This version uses freshly ground soft white wheat whole grain flour, honey and coconut oil with yogurt or buttermilk for a moist and crazy delicious breakfast or snack muffin.
Whisk together the dry ingredients, then add in the wet ingredients and mix well. The soft white whole wheat flour does not develop gluten quickly so mixing for 2-3 minutes or letting the batter sit for a few minutes will help them hold together better without making them dense. If you use unbleached flour, it is important not to over mix. You can add the poppy seeds and Almond extract at any point, but berries should be added last and only folded in gently.
Preheat the oven to 400 or 375 Convection.
Grease your muffin pans liberally with coconut oil or palm shortening.

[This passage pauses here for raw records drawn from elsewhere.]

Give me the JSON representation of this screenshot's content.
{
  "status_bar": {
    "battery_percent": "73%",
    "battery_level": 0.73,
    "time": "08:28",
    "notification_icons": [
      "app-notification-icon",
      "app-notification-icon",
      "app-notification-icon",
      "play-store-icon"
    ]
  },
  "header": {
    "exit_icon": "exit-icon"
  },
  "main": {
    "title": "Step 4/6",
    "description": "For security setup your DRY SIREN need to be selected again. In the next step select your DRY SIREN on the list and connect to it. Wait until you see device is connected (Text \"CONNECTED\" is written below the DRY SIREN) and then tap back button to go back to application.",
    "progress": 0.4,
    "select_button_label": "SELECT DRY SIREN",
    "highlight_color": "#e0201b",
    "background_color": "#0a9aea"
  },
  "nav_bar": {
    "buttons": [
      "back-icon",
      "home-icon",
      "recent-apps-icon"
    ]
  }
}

Scoop in muffin batter to fill the cups. Just fill as many muffin cups to the rim as possible and leave empty cups if your batter doesn't stretch that far. The poppy seed recipe will have fewer muff but yours may be different.
Small muffins take 18-20 minutes in my oven and large ones take 22-25 minutes. Your oven may be slightly different. You are looking for a crispy light brown on top and a toothpick inserted in the center should come out clean.
Check the muffins at 15 minutes and rotate the pans if not using convection.
Move from the oven to a cooling rack and remove from the pan while the muffins are still hot. If they are sticking, you can give them a minute to steam, but use a butter knife to loosen them if they are not coming out. If you have trouble with them sticking, you may need to season your pans before baking again.
Note: If you don't have a grain mill, you may have a friend with one who can mill some fresh wheat for you. Be sure and get a Soft white wheat variety and store any freshly milled flour in the freezer. You can make the dry muffin mix portion and freeze that. It will also work as pancake mix. If you can't get access freshly milled flour at all, do your best to get some quality flour and see how they turn out.